Dead end. I hung up and shook my head. “No luck. It’s confidential.”
Turning on the computer, I Googled license plate websites that claimed free access to vehicle owner information. After the third scam, I realized it was a lost cause. There went that unfettered hope.
“Any other brilliant ideas for how to trace this back to a vehicle owner from over a decade ago?”
I wanted to shove Oliver Naysayer’s snide words right back down his throat.
“If you’
d stop being such a jerk about this, I have an idea, but you’re not going to like it.”
“Have I liked any of this so far?” he retorted.
He had no idea how bad it could get, because it was going to require him to do something he hated more than anything. In fact, Oliver probably would have preferred jail to what I was about to ask him to do.
Chapter 35
Felicity
Dickhead Daniel was the only person in the world who Oliver hated. Truly loathed. Daniel was a one-upper. A name-dropper. The kind of person who would ask how you’re doing, then talk over you about how he spent the weekend picking up college chicks on his new yacht.
He always cajoled his way to the front of the buffet line at company picnics and then complained about the subpar food, insisted he was best qualified to umpire the traditional softball game (so he could ogle and rate the female batters’ “juiciest asses”), and once got so stinking drunk he peed into the lake in full view of a horrified Brownie troupe. Around the office his gossipmongering and brown-nosing and goldbricking were legendary. And a talker—he was one of those guys in love with the sound of his voice, and while he had absolutely nothing worthwhile to say, he could ramble on for hours about politics (don’t get him started on conspiracy theories), his sexual prowess (a highly inflated view), or how much money he made (too much). If you wanted to keep your job, and Oliver did, you tolerated Dickhead Daniel’s boorish behavior. You see, he was related to one of the directors.

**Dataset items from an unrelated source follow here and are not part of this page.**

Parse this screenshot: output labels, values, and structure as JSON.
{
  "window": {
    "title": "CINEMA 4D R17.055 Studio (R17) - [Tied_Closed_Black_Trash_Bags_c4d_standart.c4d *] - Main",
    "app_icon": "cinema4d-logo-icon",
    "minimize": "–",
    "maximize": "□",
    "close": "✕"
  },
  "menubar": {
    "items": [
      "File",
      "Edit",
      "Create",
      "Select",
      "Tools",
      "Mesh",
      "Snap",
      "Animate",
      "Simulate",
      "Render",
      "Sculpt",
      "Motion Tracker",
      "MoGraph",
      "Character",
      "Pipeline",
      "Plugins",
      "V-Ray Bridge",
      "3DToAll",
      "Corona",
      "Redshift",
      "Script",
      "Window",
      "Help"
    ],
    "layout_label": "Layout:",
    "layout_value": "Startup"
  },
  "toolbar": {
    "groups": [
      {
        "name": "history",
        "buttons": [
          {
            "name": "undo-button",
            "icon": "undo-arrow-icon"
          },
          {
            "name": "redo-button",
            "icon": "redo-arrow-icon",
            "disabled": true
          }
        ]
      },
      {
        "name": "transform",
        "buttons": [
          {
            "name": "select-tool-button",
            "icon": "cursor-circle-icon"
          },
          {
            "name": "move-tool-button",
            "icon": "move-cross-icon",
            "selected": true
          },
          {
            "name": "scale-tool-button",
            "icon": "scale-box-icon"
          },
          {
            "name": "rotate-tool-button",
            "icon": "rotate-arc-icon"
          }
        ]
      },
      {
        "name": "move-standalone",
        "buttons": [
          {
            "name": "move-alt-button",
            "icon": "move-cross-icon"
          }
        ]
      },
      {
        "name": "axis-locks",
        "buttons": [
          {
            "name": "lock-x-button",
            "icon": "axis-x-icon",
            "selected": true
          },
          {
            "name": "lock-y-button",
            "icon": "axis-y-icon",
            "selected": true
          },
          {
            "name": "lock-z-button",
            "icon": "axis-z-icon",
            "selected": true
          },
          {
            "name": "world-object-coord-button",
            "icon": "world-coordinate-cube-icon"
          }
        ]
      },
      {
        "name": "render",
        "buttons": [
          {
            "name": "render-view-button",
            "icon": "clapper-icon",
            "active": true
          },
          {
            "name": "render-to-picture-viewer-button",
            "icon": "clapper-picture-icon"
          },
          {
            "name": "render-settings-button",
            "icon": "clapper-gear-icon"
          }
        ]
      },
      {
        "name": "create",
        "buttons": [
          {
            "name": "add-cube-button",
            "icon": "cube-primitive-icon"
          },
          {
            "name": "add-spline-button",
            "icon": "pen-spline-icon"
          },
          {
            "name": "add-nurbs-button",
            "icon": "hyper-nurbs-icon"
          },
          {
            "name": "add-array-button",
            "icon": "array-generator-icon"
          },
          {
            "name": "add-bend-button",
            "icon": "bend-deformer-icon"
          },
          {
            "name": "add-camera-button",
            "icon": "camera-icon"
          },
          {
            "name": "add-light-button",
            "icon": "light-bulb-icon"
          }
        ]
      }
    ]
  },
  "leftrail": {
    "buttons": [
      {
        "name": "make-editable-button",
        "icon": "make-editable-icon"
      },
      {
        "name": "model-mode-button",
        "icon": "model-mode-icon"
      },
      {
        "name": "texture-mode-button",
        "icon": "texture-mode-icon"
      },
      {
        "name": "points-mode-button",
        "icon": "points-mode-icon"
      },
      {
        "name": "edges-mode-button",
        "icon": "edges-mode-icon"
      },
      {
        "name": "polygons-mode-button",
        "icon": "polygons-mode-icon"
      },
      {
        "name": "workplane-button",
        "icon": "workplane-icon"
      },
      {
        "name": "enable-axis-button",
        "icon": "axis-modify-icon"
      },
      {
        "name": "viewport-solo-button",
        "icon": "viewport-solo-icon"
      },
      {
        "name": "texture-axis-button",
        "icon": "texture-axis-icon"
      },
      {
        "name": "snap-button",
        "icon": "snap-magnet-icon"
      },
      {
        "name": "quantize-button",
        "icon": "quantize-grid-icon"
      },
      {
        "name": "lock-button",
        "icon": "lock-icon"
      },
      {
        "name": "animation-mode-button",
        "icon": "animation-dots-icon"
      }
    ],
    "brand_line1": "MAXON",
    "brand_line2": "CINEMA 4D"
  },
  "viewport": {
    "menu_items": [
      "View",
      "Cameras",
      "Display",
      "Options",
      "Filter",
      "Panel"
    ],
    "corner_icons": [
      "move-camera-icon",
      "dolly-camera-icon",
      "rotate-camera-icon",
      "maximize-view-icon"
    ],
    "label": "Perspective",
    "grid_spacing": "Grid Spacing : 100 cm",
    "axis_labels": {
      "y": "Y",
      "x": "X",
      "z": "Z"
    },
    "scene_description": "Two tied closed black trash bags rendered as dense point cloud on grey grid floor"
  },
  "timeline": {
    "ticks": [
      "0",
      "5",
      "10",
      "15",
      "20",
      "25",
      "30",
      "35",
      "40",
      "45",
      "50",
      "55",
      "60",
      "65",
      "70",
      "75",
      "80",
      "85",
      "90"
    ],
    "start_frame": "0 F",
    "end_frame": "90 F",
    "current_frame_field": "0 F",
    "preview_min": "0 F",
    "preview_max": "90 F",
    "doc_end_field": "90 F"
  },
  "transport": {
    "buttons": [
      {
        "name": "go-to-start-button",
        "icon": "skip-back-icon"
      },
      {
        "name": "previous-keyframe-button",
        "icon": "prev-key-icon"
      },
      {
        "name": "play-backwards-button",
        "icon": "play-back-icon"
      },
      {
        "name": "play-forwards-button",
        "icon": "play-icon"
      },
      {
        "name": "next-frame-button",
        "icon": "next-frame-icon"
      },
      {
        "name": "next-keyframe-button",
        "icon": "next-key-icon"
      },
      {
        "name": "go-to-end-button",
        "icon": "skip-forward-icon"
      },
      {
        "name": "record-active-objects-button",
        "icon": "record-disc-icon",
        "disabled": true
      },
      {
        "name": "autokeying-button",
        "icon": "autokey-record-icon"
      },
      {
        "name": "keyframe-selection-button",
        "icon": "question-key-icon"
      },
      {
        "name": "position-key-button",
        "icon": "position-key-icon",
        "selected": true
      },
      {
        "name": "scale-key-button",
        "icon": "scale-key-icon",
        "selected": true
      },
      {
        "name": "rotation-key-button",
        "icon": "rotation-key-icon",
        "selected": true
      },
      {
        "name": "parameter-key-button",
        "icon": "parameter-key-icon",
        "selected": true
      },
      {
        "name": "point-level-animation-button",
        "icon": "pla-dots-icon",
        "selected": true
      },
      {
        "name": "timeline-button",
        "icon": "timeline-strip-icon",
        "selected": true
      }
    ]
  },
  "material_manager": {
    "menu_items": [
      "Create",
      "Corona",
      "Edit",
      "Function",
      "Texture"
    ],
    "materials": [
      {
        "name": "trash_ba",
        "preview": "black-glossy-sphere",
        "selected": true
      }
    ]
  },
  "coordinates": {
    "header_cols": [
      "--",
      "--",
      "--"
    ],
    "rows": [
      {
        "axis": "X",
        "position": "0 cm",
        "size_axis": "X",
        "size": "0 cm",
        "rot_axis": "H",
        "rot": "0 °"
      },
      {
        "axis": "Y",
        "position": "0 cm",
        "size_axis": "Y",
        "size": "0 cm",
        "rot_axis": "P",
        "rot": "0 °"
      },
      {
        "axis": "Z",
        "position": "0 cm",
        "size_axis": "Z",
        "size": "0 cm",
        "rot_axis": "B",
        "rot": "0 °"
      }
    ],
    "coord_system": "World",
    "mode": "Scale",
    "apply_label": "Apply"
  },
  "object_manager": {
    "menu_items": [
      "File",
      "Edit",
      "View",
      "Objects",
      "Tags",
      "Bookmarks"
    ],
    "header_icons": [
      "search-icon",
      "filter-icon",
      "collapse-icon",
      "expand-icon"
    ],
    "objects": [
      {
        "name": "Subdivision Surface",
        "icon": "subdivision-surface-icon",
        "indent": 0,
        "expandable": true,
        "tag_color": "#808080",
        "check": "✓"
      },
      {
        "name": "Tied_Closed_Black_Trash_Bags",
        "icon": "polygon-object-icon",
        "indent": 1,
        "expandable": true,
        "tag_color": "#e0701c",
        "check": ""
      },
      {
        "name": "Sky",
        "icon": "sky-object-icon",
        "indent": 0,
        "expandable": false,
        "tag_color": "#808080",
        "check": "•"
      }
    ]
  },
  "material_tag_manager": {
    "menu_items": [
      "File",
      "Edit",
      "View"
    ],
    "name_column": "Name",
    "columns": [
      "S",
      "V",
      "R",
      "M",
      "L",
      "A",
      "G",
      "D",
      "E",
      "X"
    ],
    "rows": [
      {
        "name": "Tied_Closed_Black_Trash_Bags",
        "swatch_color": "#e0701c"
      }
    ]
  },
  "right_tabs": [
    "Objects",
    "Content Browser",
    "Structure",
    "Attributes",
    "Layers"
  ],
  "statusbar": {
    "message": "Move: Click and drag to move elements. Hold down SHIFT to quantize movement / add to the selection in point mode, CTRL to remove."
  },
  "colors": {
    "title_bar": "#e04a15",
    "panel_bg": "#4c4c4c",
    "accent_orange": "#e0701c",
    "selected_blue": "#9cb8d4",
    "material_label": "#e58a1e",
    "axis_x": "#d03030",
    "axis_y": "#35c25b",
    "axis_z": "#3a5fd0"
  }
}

But Dickhead Daniel had one thing I needed, and thus I begged Oliver to suffer the fool…for me. For Vera.
It was at an after-work get-together when Dickhead Daniel’s name-dropping came in handy as he held court at a neighborhood bar. Three sheets to the wind, he bragged that he’d worked undercover with the private investigator who worked a huge national child trafficking case and put the ringleader behind bars. Everybody knew this was pure bull, and several challenged him on it, but he really knew the woman and flashed a business card from his wallet to prove it. At the time, pre-Vera’s disappearance, Daniel’s spurious claim to fame didn’t mean much to me. But now it meant everything.